If you were wondering about the increasing scandals related to sex that are cropping up in pastors’ households… there! Some people have simply reached their breaking points, and their spouses have caused them to stumble. Not to make excuses for bad, ungodly behaviour, but it is what it is.

Minani may have spoken for the men; it does not mean that the wives are faring any better in some of these born-again households, where a spouse’s faith and godly principles are held over his/her head unfairly as if daring them to crack. Many do.

Look, your spouse being on fire for God, but also having a healthy libido does not make him/her promiscuous or a sinner; that is partly why they married you. To have all the sex they want within the sanctity of a marriage.

It reminded me of a man who wrote to me years ago, saying he was on the verge of throwing in the towel, because his pastor-cum-wife was denying him sex, using her vocation and preoccupation with God as an excuse.

He said he had even grown to resent the whole notion of being born-again, because of how his wife starved him. Every few months, I think about him and pray that they sorted that out. Going back to Pastor Minani’s ‘rant’, why exactly do people get married?

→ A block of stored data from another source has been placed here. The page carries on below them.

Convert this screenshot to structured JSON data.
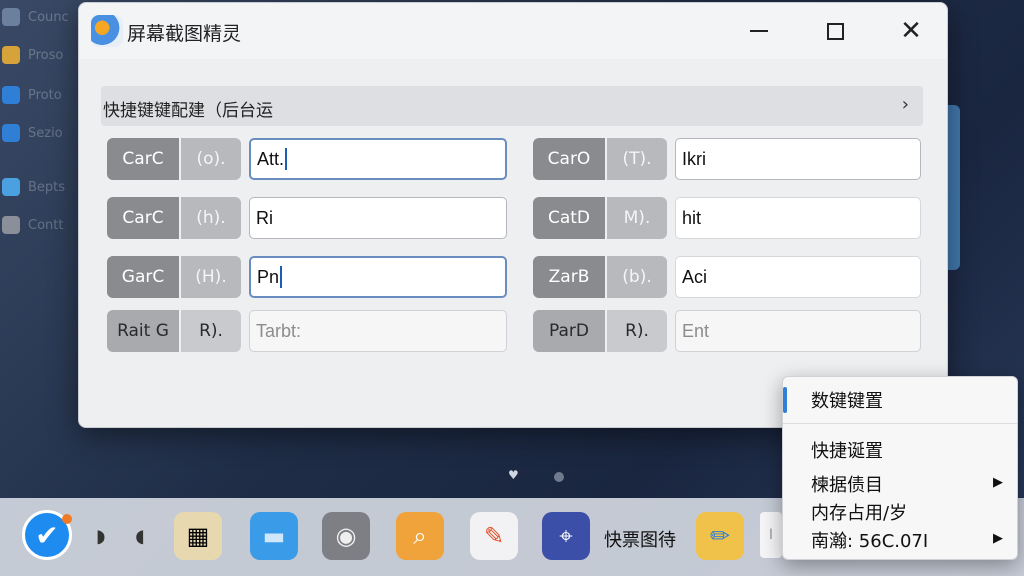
{
  "background": {
    "sidebar_items": [
      {
        "label": "Counc",
        "color": "#6b7f9e"
      },
      {
        "label": "Proso",
        "color": "#d6a23a"
      },
      {
        "label": "Proto",
        "color": "#2f7fd6"
      },
      {
        "label": "Sezio",
        "color": "#2f7fd6"
      },
      {
        "label": "Bepts",
        "color": "#4aa0e0"
      },
      {
        "label": "Contt",
        "color": "#8a8f99"
      }
    ]
  },
  "window": {
    "title": "屏幕截图精灵",
    "controls": {
      "minimize": "—",
      "maximize": "☐",
      "close": "✕"
    },
    "section": {
      "title": "快捷键键配建（后台运",
      "chevron": "›"
    },
    "left_rows": [
      {
        "key_a": "CarC",
        "key_b": "(o).",
        "value": "Att.",
        "focused": true,
        "caret": true
      },
      {
        "key_a": "CarC",
        "key_b": "(h).",
        "value": "Ri",
        "focused": false,
        "caret": false
      },
      {
        "key_a": "GarC",
        "key_b": "(H).",
        "value": "Pn",
        "focused": true,
        "caret": true
      },
      {
        "key_a": "Rait G",
        "key_b": "R).",
        "value": "Tarbt:",
        "muted": true,
        "dark": true
      }
    ],
    "right_rows": [
      {
        "key_a": "CarO",
        "key_b": "(T).",
        "value": "Ikri"
      },
      {
        "key_a": "CatD",
        "key_b": "M).",
        "value": "hit"
      },
      {
        "key_a": "ZarB",
        "key_b": "(b).",
        "value": "Aci"
      },
      {
        "key_a": "ParD",
        "key_b": "R).",
        "value": "Ent",
        "muted": true,
        "dark": true
      }
    ]
  },
  "pager": {
    "active": "♥",
    "inactive": "•"
  },
  "dock": {
    "items": [
      {
        "name": "start-icon",
        "glyph": "✔"
      },
      {
        "name": "nav-arrows",
        "glyph": "◗ ◖"
      },
      {
        "name": "apps-icon",
        "glyph": "▦",
        "bg": "#e8d8b0"
      },
      {
        "name": "folder-icon",
        "glyph": "▬",
        "bg": "#3a9be8"
      },
      {
        "name": "panda-icon",
        "glyph": "◉",
        "bg": "#7d7f85"
      },
      {
        "name": "magnifier-icon",
        "glyph": "⌕",
        "bg": "#f0a33a"
      },
      {
        "name": "chat-icon",
        "glyph": "✎",
        "bg": "#f2f2f4"
      },
      {
        "name": "maps-pin-icon",
        "glyph": "⌖",
        "bg": "#3b4fa8"
      },
      {
        "name": "pen-icon",
        "glyph": "✏",
        "bg": "#f0c24a"
      }
    ],
    "label": "快票图待",
    "partial_tail": "Ⅰ"
  },
  "menu": {
    "items": [
      {
        "label": "数键键置",
        "arrow": ""
      },
      {
        "label": "快捷诞置",
        "arrow": ""
      },
      {
        "label": "楝据债目",
        "arrow": "▶"
      },
      {
        "label": "内存占用/岁",
        "arrow": ""
      },
      {
        "label": "南瀚: 56C.07I",
        "arrow": "▶"
      }
    ],
    "accent": "#2f7fd6"
  }
}
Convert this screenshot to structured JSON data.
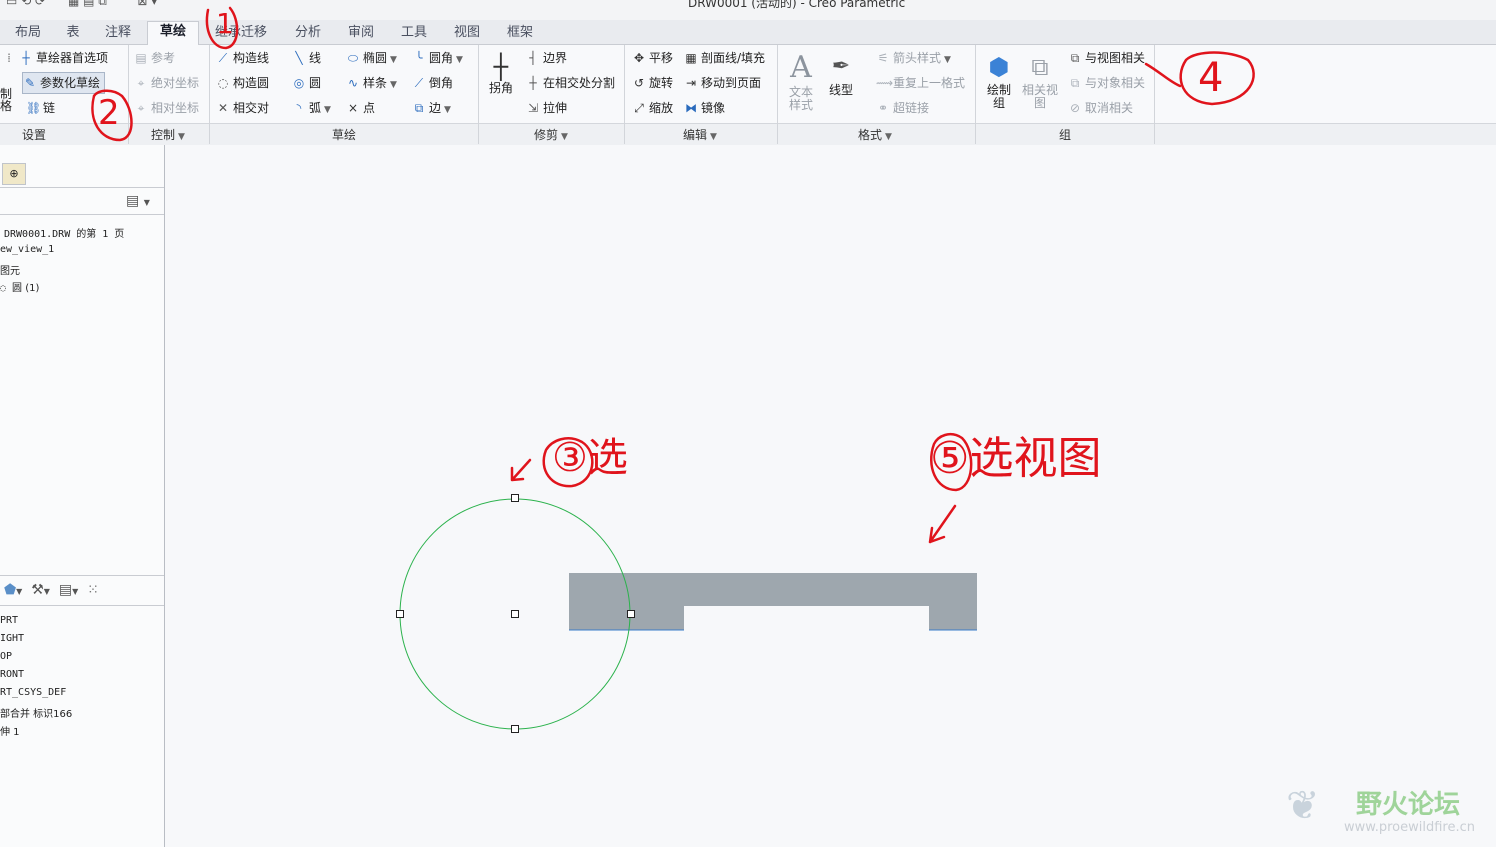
{
  "window": {
    "title": "DRW0001 (活动的) - Creo Parametric"
  },
  "tabs": [
    {
      "label": "布局",
      "active": false
    },
    {
      "label": "表",
      "active": false
    },
    {
      "label": "注释",
      "active": false
    },
    {
      "label": "草绘",
      "active": true
    },
    {
      "label": "继承迁移",
      "active": false
    },
    {
      "label": "分析",
      "active": false
    },
    {
      "label": "审阅",
      "active": false
    },
    {
      "label": "工具",
      "active": false
    },
    {
      "label": "视图",
      "active": false
    },
    {
      "label": "框架",
      "active": false
    }
  ],
  "ribbon": {
    "settings": {
      "label": "设置",
      "sketch_prefs": "草绘器首选项",
      "param_sketch": "参数化草绘",
      "chain": "链",
      "clip_left1": "制",
      "clip_left2": "格"
    },
    "control": {
      "label": "控制",
      "reference": "参考",
      "abs_coord": "绝对坐标",
      "rel_coord": "相对坐标"
    },
    "sketch": {
      "label": "草绘",
      "const_line": "构造线",
      "const_circle": "构造圆",
      "intersect": "相交对",
      "line": "线",
      "circle": "圆",
      "arc": "弧",
      "ellipse": "椭圆",
      "spline": "样条",
      "point": "点",
      "fillet": "圆角",
      "chamfer": "倒角",
      "edge": "边"
    },
    "trim": {
      "label": "修剪",
      "corner": "拐角",
      "boundary": "边界",
      "split_at_intersect": "在相交处分割",
      "stretch": "拉伸"
    },
    "edit": {
      "label": "编辑",
      "translate": "平移",
      "rotate": "旋转",
      "scale": "缩放",
      "hatch": "剖面线/填充",
      "move_to_page": "移动到页面",
      "mirror": "镜像"
    },
    "format": {
      "label": "格式",
      "text_style": "文本样式",
      "line_style": "线型",
      "arrow_style": "箭头样式",
      "repeat_format": "重复上一格式",
      "hyperlink": "超链接"
    },
    "group": {
      "label": "组",
      "draw_group": "绘制组",
      "related_view": "相关视图",
      "relate_to_view": "与视图相关",
      "relate_to_object": "与对象相关",
      "unrelate": "取消相关"
    }
  },
  "left_panel": {
    "tree_top": [
      "DRW0001.DRW 的第 1 页",
      "ew_view_1",
      "图元",
      "圆 (1)"
    ],
    "tree_bottom": [
      "PRT",
      "IGHT",
      "OP",
      "RONT",
      "RT_CSYS_DEF",
      "部合并 标识166",
      "伸 1"
    ]
  },
  "annotations": {
    "n1": "1",
    "n2": "2",
    "n3": "③选",
    "n4": "4",
    "n5": "⑤选视图"
  },
  "watermark": {
    "title": "野火论坛",
    "url": "www.proewildfire.cn"
  },
  "colors": {
    "accent": "#2a6bbd",
    "annotation": "#e0141c",
    "circle": "#2bb24c",
    "view_fill": "#9ea7ae"
  }
}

Why does one leave one’s parent’s home, to set up a home with another, if one’s intention is to keep on living the single life in a double bed?
Because – think about it – of all the things you currently do with your spouse, what couldn’t you have accomplished while staying in your father’s house, apart from making love and procreating?

Why then are you treating your marriage like you came for a sleepover or slumber party?

Why are you holding your spouse to selfish standards of eating only when you feel like eating, and everyone starving whenever you lose your appetite?

The repercussions are a matter of when, not if, regardless of the level of anointing on your spouse’s life.